Con los avances en Psicología iniciados a partir del siglo XIX se ha logrado acabar con la concepción dualista que definía la mente como un ente abstracto disociado del cuerpo. A través de estudios científicos se ha establecido una interacción directa mente-cuerpo, por la que todos los procesos mentales pueden localizarse en regiones específicas del cerebro. De esta premisa surge una necesidad que lleva a entender de forma más precisa su funcionamiento. Por ello, no es sorpresa que los mayores avances científicos del último siglo estén relacionados al estudio del cerebro humano y de mecanismos cerebrales semejantes a los de nuestra especie.

Se sabe que el cerebro básicamente puede definirse como una red intrincada de neuronas que procesan datos provenientes de estímulos tanto internos como externos para generar una respuesta. Esta red neuronal puede ser modificada por procesos de aprendizaje, que aumentan o disminuyen la fuerza de sinapsis interneuronal, y que son posteriormente almacenadas de modo que permitan a posteriori una respuesta más eficaz a uno o varios estímulos, lo que constituye la memoria.

A raíz de estos principios ha sido imposible evitar la comparación de la función cognitiva con otros sistemas de procesamiento de datos. De esta manera surge, a mediados del siglo XX, la “metáfora del ordenador”. Un ordenador no es más que un artefacto inerte creado por la tecnología, pero la semejanza de su funcionamiento con la mente humana (entrada de datos, procesamiento y almacenamiento de la información, y finalmente respuesta) es objeto de discusión.

Aunque no es exacto fijar el nacimiento del primer ordenador, algunos historiadores señalan durante la Segunda Guerra Mundial el proyecto “Colossus”. Consistió en desarrollar, a cargo del matemático Alan Turing y bajo el mando de la inteligencia británica, una sofisticada “calculadora” con el objetivo de descifrar el código binario usado por los alemanes en sus comunicaciones militares. A partir de máquinas como ésta se desencadenaron una serie de avances tecnológicos que finalmente desembocaron en la complejidad de la informática moderna.

La pregunta es: ¿Pueden las computadoras “pensar” del mismo modo que la mente humana? Y si la respuesta es sí, entonces ¿Llegarán a ser “más inteligentes” que sus propios creadores?

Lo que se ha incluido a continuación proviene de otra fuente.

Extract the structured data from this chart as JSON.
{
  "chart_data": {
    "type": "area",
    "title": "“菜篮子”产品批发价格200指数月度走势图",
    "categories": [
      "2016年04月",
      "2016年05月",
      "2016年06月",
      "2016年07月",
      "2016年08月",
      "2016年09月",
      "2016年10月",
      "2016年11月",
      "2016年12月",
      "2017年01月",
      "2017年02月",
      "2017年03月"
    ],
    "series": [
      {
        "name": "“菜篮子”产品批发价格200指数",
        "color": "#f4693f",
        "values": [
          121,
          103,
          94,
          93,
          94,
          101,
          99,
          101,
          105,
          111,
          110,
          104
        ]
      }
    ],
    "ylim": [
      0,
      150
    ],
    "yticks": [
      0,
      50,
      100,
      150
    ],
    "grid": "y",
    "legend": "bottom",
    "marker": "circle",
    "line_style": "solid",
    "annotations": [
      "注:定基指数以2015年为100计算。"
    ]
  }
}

Para definir la extensión de la Inteligencia Artificial (I.A.) el propio Alan Turing en 1950 ideó un método práctico que se pudiera evaluar. La prueba de Turing consiste en que para considerar a una máquina inteligente, debe lograr engañar a un evaluador en creer que esta máquina se trata de un humano. Básicamente, consiste en que un evaluador debe tipear preguntas en una pantalla y recibirá dos respuestas diferentes, una proveniente de un humano y la otra de una máquina. Al final de la prueba, el evaluador deberá decir cuál de los sujetos era humano y máquina. Si el diálogo que ocurra y el número de errores en la solución dada se acerca al número de errores ocurridos en la comunicación con un ser humano, se podrá estimar, según Turing, que estamos ante una máquina "inteligente".

Aunque es dudoso afirmar cuán exacta es la prueba de Turing en determinar la Inteligencia Artificial, no es difícil suponer que dentro de algunos años la complejidad de las computadoras será tal que impida diferenciar fácilmente sus respuestas al compararlas con las de un humano. Aún así, una diferencia importante está en que la mente humana trabaja reglas “simbólicas”, constantemente infiltradas por la necesidad y por el deseo inconsciente, función que no posee una máquina salvo en la ciencia-ficción. Precisamente lo que tratan de explicar con sus teorías Freud, Erikson, Piaget y muchos otros.

Sin embargo, los límites de la Inteligencia Artificial están aún por definirse. Si los avances de la mente en el siglo XXI consisten en ubicar específicamente el lugar del cerebro en donde ocurren, ¿quién dice que para el siglo XXII o XXIII no serán para transponer esas funciones mentales a un contenedor más permanente?